胡义成1,2(),宁金鸽1,刘卫平1,王秋香1(),刘叶3,钟海英4   

  1. 1.新疆气象信息中心,新疆 乌鲁木齐 830002
    2.中国气象局乌鲁木齐沙漠气象研究所,新疆 乌鲁木齐 830002
    3.新疆气象局,新疆 乌鲁木齐 830002
    4.吐鲁番气象局,新疆 吐鲁番 838007
  • 收稿日期:2020-04-08 修回日期:2020-11-13 出版日期:2021-07-25 发布日期:2021-08-02
  • 通讯作者: 王秋香
  • 作者简介:胡义成(1984-),男,副研级高级工程师,主要从事高空和地面气象资料质量控制、气象数据服务以及气候变化研究. E-mail: hyc6013wayne@sina.com
  • 基金资助:
    第二次青藏高原综合科学考察研究项目(2019QZKK0102);中亚大气科学研究基金项目(CAAS201808)

Refined analysis of air temperature and wind speed difference before and after migration of Turpan station

HU Yicheng1,2(),NING Jin ‘ge1,LIU Weiping1,WANG Qiuxiang1(),LIU Ye3,ZHONG Haiying4   

  1. 1. Xinjiang Meteorological Information Center, Urumqi 830002, Xinjiang, China
    2. Institute of Desert Meteorology, China Meteorological Administration, Urumqi 830002, Xinjiang, China
    3. Xinjiang Meteorological Bureau, Urumqi 830002, Xinjiang, China
    4. Turpan Meteorological Bureau, Turpan 838007, Xinjiang, China
  • Received:2020-04-08 Revised:2020-11-13 Online:2021-07-25 Published:2021-08-02
  • Contact: Qiuxiang WANG

摘要:

选取吐鲁番新旧站2017年逐小时气温、风速对比观测资料计算小时差值并进行分级;同时选择1988—2018年逐月平均气温、风速做t检验。
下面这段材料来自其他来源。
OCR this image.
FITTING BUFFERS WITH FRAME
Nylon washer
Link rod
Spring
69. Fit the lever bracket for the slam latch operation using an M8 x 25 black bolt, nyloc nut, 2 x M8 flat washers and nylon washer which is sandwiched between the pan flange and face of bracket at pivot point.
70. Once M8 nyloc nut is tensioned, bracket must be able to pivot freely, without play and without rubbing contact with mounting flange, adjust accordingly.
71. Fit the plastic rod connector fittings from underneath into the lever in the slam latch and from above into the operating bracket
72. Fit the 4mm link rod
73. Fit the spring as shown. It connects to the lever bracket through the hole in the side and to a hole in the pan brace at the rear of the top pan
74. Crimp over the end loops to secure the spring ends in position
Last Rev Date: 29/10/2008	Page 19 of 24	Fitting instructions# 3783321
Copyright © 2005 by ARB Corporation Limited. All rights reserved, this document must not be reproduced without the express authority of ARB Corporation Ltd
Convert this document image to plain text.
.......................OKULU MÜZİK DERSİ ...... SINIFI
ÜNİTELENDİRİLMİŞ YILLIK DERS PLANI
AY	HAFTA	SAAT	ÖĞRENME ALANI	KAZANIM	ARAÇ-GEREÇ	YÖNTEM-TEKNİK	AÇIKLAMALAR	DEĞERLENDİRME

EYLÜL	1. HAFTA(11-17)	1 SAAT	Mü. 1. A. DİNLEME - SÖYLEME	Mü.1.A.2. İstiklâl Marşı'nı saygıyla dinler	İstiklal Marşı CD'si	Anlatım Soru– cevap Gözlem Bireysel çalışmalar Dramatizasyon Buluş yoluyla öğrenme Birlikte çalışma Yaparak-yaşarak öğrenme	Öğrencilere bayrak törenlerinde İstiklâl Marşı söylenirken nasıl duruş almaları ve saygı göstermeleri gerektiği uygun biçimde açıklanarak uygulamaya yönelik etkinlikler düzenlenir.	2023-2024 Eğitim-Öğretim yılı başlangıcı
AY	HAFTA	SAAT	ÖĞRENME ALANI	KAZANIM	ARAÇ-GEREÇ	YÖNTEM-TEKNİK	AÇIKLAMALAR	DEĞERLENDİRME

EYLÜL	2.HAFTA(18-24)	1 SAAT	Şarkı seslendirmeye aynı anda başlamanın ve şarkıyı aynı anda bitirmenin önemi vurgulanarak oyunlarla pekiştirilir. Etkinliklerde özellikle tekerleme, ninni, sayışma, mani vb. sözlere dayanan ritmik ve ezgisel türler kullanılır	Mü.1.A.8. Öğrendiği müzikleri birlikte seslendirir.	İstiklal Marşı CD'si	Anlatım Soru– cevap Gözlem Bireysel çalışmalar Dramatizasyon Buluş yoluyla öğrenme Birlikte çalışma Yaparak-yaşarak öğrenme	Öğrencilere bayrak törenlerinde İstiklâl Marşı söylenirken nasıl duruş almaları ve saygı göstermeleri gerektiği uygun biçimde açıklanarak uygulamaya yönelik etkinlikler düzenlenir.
结果表明:(1) 吐鲁番新旧站气温和风速差值均为偏态分布,多数为正且差值分布较分散,仅40.7%的气温差值在-1 ℃<△T<1 ℃之间,32.1%的气温差值在±2 ℃之外;46%的风速差值在-1 m·s-1<△S<1 m·s-1之间,21.4%的风速差值在±2 m·s-1之外。(2) 气温负差值多发生在白天11:00—18:00,冷季10月—次年5月负差值略大,平均负差值最低可达-1.5 ℃。气温正差值多发生在18:00—次日11:00之间,差值较大值(△T≥2 ℃)主要发生在暖季4—11月,逐时平均气温差值最高可达5 ℃;正是因为暖季夜晚新旧站气温差值较大,造成2016年吐鲁番迁站时春、夏、秋季3—11月月平均气温出现断点(通过P<0.01的显著性t检验)。(3) 与同处干旱区的阿克苏站比较发现,下垫面及其观测环境对气温的影响是导致这种结果的根本原因。风速正差值△S≥1 m·s-1多发生在暖季3—9月;风速差值较小值(-1 m·s-1<△S<1 m·s-1)在冷季(10—12月和1—3月)比例较多。t检验显示(P<0.01),2016年迁站各月平均风速均出现了断点。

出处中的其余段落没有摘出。